Here's the rest of your wake-up call:

  • Don't expect the Cincinnati Bengals to take it easy on the Ravens in the regular-season finale after clinching the AFC North title last Sunday. The Bengals can still earn a first-round bye with a win over Baltimore and a loss by the New England Patriots. Plus, the Bengals want momentum heading into the playoffs, where they've gone 0-4 under coach Marvin Lewis. “We don’t need any pats on the back yet,” Lewis said, via Comcast SportsNet. “We’ve got a long way to go.”

  • Once the top-ranked red zone defense in the NFL, the Ravens allowed the Patriots to score on all three trips inside the 20-yard line. “I just don’t think we’ve played as well down there,” Baltimore coach John Harbaugh said, via Carroll County (Md.) Times. “We haven’t gotten the stops we’ve needed to get. Running the ball, [teams] have gotten a few too many yards running the ball at times on us, as you saw in this game [vs. New England]. You don’t expect someone to be able to run the ball in on us down there like that, especially the defense we were playing. It should never have happened. And they made some plays in the passing game.”
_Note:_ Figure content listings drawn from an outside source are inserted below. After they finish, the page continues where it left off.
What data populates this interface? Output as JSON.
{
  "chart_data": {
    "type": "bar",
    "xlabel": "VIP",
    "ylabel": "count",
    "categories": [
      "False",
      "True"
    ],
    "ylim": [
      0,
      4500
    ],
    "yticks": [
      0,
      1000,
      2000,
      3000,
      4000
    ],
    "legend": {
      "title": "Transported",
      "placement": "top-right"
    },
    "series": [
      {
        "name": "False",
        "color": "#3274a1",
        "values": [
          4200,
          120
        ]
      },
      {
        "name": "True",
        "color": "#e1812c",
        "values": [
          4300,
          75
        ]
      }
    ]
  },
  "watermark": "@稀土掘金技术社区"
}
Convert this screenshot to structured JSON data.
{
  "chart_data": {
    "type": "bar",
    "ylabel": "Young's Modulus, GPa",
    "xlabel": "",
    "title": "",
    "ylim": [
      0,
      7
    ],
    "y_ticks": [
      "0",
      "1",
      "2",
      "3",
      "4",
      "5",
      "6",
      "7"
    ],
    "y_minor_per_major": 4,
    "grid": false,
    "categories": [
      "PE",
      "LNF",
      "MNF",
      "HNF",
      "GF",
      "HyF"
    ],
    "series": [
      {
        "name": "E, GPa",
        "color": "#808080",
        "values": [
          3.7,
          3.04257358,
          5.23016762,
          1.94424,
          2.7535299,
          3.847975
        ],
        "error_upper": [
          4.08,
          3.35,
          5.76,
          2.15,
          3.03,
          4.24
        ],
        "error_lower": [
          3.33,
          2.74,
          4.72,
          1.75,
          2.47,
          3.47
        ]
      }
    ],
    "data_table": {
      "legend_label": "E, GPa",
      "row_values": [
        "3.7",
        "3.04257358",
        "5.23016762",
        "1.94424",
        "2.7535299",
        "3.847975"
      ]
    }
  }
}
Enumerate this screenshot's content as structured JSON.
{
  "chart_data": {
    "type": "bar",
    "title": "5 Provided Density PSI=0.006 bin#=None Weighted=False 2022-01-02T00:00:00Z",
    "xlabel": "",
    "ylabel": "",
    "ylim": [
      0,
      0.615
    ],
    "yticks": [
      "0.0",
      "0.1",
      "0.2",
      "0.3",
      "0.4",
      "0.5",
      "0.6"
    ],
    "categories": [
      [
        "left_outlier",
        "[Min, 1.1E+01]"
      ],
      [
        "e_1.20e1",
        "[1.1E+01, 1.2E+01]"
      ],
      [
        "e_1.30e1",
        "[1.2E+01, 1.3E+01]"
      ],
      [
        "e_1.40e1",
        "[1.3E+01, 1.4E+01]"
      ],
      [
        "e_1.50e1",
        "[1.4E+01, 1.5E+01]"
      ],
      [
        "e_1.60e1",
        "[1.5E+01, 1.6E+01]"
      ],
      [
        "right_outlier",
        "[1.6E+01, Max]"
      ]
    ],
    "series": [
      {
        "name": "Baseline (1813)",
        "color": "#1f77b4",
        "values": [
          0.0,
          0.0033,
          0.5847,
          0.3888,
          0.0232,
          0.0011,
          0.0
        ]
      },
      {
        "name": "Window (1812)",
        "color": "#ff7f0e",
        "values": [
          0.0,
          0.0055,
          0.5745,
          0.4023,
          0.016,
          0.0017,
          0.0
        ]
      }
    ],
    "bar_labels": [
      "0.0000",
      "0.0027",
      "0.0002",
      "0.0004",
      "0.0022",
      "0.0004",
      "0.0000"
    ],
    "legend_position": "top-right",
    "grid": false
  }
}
  • A struggling offense has been the Ravens' biggest obstacle this season, according to John Eisenberg of the team's official website. "Even when the Ravens seemingly rescued their season with four straight wins heading into Sunday’s debacle, the offense was not exactly hitting on all cylinders," Eisenberg wrote. "Only once in those four wins (against Minnesota on Dec. 8) did the unit score more than one touchdown. The numbers are even more alarming when put in a recent historical context. The Ravens are down 39 yards and almost five points per game from the 2012 regular season, in line for their lowest averages in those stats since John Harbaugh took over as head coach in 2008."